A politician-turned-defense official who is trying to shake up the acquisition bureaucracy in the U.S. Department of Defense told contractors they need to better prioritize security in order to do business with the Pentagon, and stifle foreign theft of defense secrets.
“This is a change of culture,” Katie Arrington, chief information security officer of the Pentagon’s acquisition policy office, said Wednesday. “It’s going to take time, it’s going to be painful, and it’s going to cost money.”
Arrington, who joined the Office of the Undersecretary of Defense for Acquisition and Sustainment in January, is spearheading the development of new cybersecurity standards for contractors. Last month, defense officials unveiled a draft of the guidelines, known as the Cybersecurity Maturity Model Certification.
The standards will require contractors of all sizes to have a baseline level of cybersecurity practices in order to, for example, prevent adversaries from exfiltrating their intellectual property. Companies holding more sensitive defense data will need to demonstrate more advanced security practices. An updated draft is coming next month, and defense agencies’ requests for information will start using the standards next year.
Arrington, at an event hosted by the Consortium for Information & Software Quality, warned contractors that if they fail to better secure their information, the consequences could be serious.
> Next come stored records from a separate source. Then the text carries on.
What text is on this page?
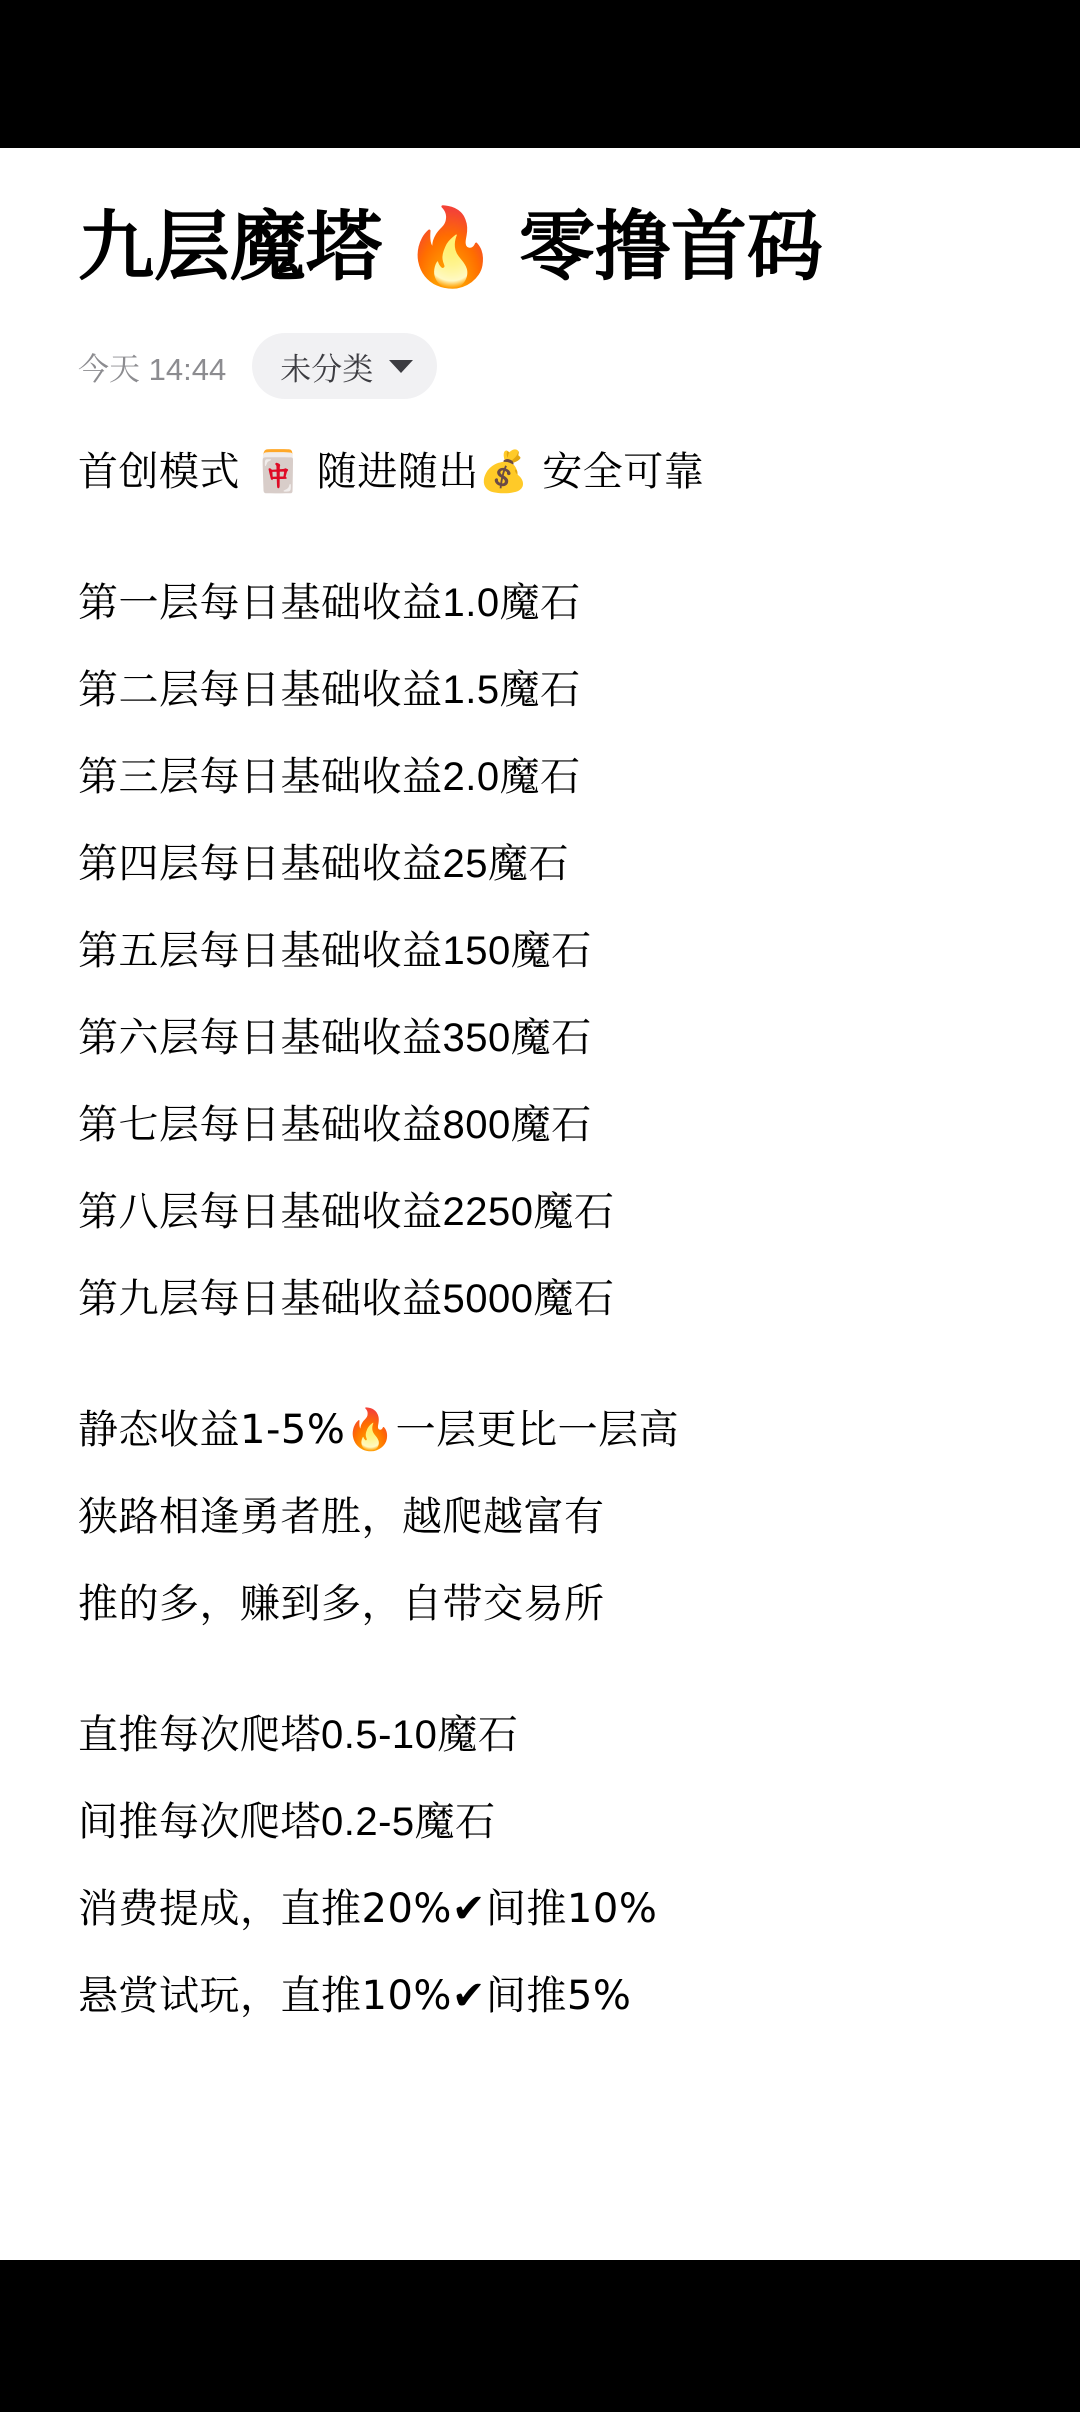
九层魔塔 🔥 零撸首码
今天 14:44 未分类
首创模式 🀄 随进随出💰 安全可靠
第一层每日基础收益1.0魔石
第二层每日基础收益1.5魔石
第三层每日基础收益2.0魔石
第四层每日基础收益25魔石
第五层每日基础收益150魔石
第六层每日基础收益350魔石
第七层每日基础收益800魔石
第八层每日基础收益2250魔石
第九层每日基础收益5000魔石
静态收益1-5%🔥一层更比一层高
狭路相逢勇者胜，越爬越富有
推的多，赚到多，自带交易所
直推每次爬塔0.5-10魔石
间推每次爬塔0.2-5魔石
消费提成，直推20%✔间推10%
悬赏试玩，直推10%✔间推5%
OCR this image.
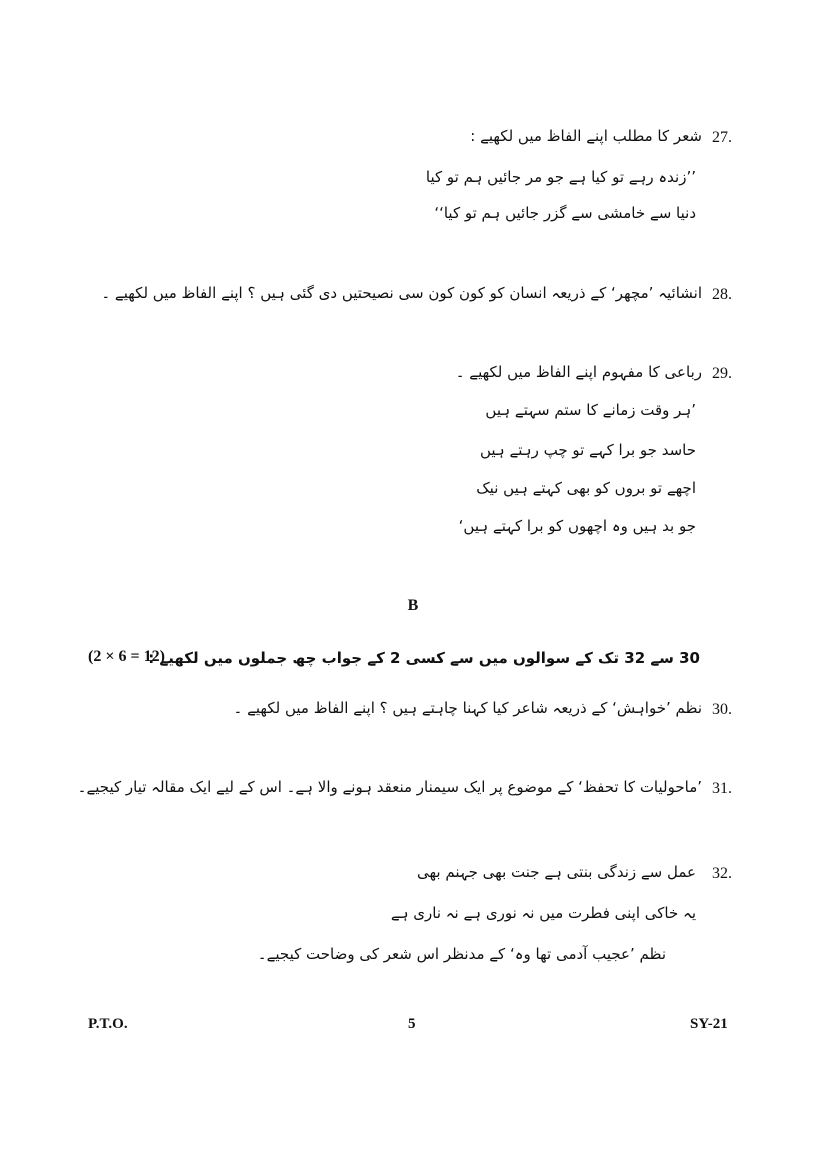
27.
شعر کا مطلب اپنے الفاظ میں لکھیے :
’’زندہ رہے تو کیا ہے جو مر جائیں ہم تو کیا
دنیا سے خامشی سے گزر جائیں ہم تو کیا‘‘
28.
انشائیہ ’مچھر‘ کے ذریعہ انسان کو کون کون سی نصیحتیں دی گئی ہیں ؟ اپنے الفاظ میں لکھیے ۔
29.
رباعی کا مفہوم اپنے الفاظ میں لکھیے ۔
’ہر وقت زمانے کا ستم سہتے ہیں
حاسد جو برا کہے تو چپ رہتے ہیں
اچھے تو بروں کو بھی کہتے ہیں نیک
جو بد ہیں وہ اچھوں کو برا کہتے ہیں‘
B
30 سے 32 تک کے سوالوں میں سے کسی 2 کے جواب چھ جملوں میں لکھیے :
(2 × 6 = 12)
30.
نظم ’خواہش‘ کے ذریعہ شاعر کیا کہنا چاہتے ہیں ؟ اپنے الفاظ میں لکھیے ۔
31.
’ماحولیات کا تحفظ‘ کے موضوع پر ایک سیمنار منعقد ہونے والا ہے۔ اس کے لیے ایک مقالہ تیار کیجیے۔
32.
عمل سے زندگی بنتی ہے جنت بھی جہنم بھی
یہ خاکی اپنی فطرت میں نہ نوری ہے نہ ناری ہے
نظم ’عجیب آدمی تھا وہ‘ کے مدنظر اس شعر کی وضاحت کیجیے۔
P.T.O.	5	SY-21
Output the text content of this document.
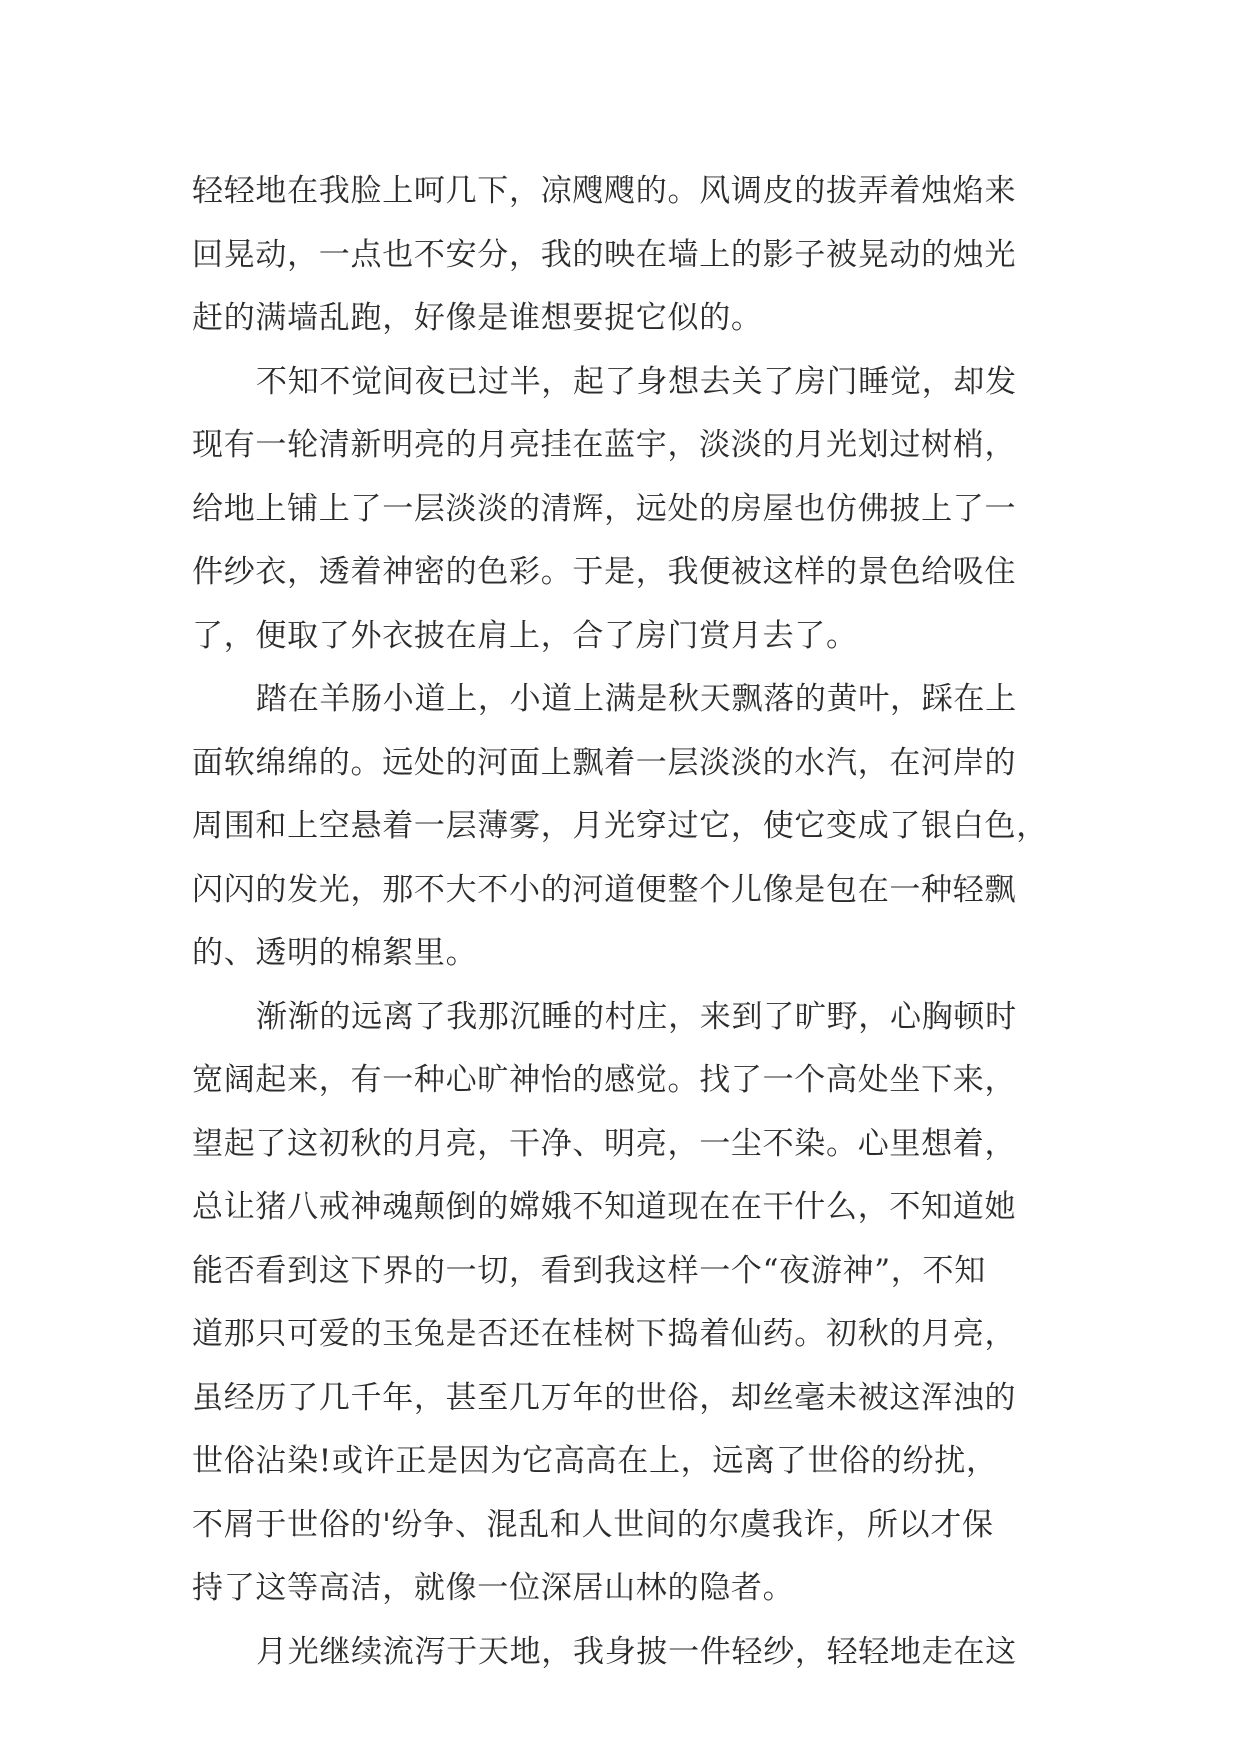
轻轻地在我脸上呵几下，凉飕飕的。风调皮的拔弄着烛焰来
回晃动，一点也不安分，我的映在墙上的影子被晃动的烛光
赶的满墙乱跑，好像是谁想要捉它似的。
不知不觉间夜已过半，起了身想去关了房门睡觉，却发
现有一轮清新明亮的月亮挂在蓝宇，淡淡的月光划过树梢，
给地上铺上了一层淡淡的清辉，远处的房屋也仿佛披上了一
件纱衣，透着神密的色彩。于是，我便被这样的景色给吸住
了，便取了外衣披在肩上，合了房门赏月去了。
踏在羊肠小道上，小道上满是秋天飘落的黄叶，踩在上
面软绵绵的。远处的河面上飘着一层淡淡的水汽，在河岸的
周围和上空悬着一层薄雾，月光穿过它，使它变成了银白色，
闪闪的发光，那不大不小的河道便整个儿像是包在一种轻飘
的、透明的棉絮里。
渐渐的远离了我那沉睡的村庄，来到了旷野，心胸顿时
宽阔起来，有一种心旷神怡的感觉。找了一个高处坐下来，
望起了这初秋的月亮，干净、明亮，一尘不染。心里想着，
总让猪八戒神魂颠倒的嫦娥不知道现在在干什么，不知道她
能否看到这下界的一切，看到我这样一个“夜游神”，不知
道那只可爱的玉兔是否还在桂树下捣着仙药。初秋的月亮，
虽经历了几千年，甚至几万年的世俗，却丝毫未被这浑浊的
世俗沾染!或许正是因为它高高在上，远离了世俗的纷扰，
不屑于世俗的'纷争、混乱和人世间的尔虞我诈，所以才保
持了这等高洁，就像一位深居山林的隐者。
月光继续流泻于天地，我身披一件轻纱，轻轻地走在这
“If industry doesn’t think that they’re not going to start getting slapped on this, there’s another thing coming,” Arrington said, citing the government’s ability to fine companies for selling insecure products.
Pentagon officials for years have struggled to institute stronger security practices at contractors, where intellectual property is a high-value target for state-sponsored hackers. This past March, the Department of the Navy released a scathing assessment of the service’s approach to cybersecurity, lamenting that hackers have operated relatively unimpeded. A 2014 Senate report criticized the Transportation Command for being largely unaware that Chinese hackers had breached its contractors 20 times over the course of the year.
“As a small business, when an adversary gets into your network, they’re not just going to take your [controlled unclassified information], they’re going to take your IP, they’re going to take your [personally identifiable information], they’re going to take your payroll information,” Arrington said Wednesday. “They’re going to take it all.”
Later, during her speech, she instructed the audience to repeat the phrase, “We all are going to get breached.”
Cybersecurity practices in the defense industrial base are “not something that changes by the day,” Arrington said, citing years-long contracts and procurement policies. And the general lack of awareness among defense companies that they’ve been breached is still a problem, she acknowledged.
A former defense contractor with Booz Allen Hamilton, Arrington has dabbled in politics in recent years. She won a seat in the South Carolina House of Representatives in 2016 before losing a bid last year to represent the state in Congress. During her primary with fellow Republican Mark Sanford, she accused the former South Carolina governor of not showing enough support for President Donald Trump.